By far the most common form of disaccharidase disorder is adult-onset lactase deficiency. Lactase activity declines with age and by adulthood the loss of the enzyme leads to lactose intolerance. This is highly prevalent among Asian, African, Native-American and Mediterranean populations.
Acquired disaccharidase deficiency is relatively common, affects all disaccharides, and is associated with intestinal mucosal injury – damage to the small intestinal brush border. “The injury can be due to a genetic abnormality; or auto-immune disorders such as celiac disease or Crohn’s disease; or some other malabsorption syndrome,” explains Dr. Peterson. “It may also be transient. Extended use of antibiotics can be a cause, as can other drugs and toxins, including alcohol and chemotherapy.”

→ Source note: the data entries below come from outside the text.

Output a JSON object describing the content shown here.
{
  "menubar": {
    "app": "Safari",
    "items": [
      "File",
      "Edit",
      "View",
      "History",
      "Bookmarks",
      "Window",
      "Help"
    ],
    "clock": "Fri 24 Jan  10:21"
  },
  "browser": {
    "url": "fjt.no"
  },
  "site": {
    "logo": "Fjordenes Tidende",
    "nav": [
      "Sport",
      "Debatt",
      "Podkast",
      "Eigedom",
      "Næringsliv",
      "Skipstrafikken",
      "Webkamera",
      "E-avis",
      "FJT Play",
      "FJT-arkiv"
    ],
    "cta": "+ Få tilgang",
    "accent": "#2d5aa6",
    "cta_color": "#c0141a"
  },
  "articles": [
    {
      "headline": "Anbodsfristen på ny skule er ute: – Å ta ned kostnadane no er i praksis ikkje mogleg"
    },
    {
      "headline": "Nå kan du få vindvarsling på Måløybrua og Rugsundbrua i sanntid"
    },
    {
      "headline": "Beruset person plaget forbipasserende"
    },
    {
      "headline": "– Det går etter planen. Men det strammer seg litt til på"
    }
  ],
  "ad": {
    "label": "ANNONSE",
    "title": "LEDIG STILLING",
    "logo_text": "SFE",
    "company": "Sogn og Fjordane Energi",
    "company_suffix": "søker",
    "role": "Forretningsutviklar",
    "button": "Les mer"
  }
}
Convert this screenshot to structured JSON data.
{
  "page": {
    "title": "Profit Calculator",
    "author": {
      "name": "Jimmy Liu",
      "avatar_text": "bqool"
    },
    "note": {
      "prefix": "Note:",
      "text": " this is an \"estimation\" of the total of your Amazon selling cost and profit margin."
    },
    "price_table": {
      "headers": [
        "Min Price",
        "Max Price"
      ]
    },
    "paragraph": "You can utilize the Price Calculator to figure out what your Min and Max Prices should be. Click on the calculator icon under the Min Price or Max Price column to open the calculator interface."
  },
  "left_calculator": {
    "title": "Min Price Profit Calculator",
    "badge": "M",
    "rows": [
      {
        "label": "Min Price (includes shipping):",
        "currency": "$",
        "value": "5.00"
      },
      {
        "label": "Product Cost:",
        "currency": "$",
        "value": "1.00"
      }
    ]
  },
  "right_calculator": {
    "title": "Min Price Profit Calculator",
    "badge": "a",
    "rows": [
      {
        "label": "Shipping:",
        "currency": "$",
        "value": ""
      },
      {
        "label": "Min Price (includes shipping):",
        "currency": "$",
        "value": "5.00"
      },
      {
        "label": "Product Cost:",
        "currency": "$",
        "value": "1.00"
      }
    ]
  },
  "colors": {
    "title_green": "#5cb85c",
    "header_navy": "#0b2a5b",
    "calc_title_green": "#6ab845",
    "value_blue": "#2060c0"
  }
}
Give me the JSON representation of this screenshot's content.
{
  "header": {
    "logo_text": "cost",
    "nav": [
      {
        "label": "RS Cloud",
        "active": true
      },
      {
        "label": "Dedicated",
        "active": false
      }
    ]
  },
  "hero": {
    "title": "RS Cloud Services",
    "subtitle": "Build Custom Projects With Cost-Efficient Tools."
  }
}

Ensuring a timely, accurate diagnosis of disaccharidase deficiency is particularly important in children, given the potentially serious consequences of prolonged symptoms. The consequences include low levels of body fluids, malnutrition, and a failure to thrive. If a child has persistent, unexplained, gastrointestinal symptoms, the first step in diagnosis is typically diet modification. Foods containing the suspected offending substance are withheld and then re-introduced to assess whether symptoms resolve and then recur. The ubiquitous nature of these substances, however, makes them difficult to eliminate completely, notes Dr. Peterson, while the potential impact on a child’s nutrient intake through their elimination is also a consideration.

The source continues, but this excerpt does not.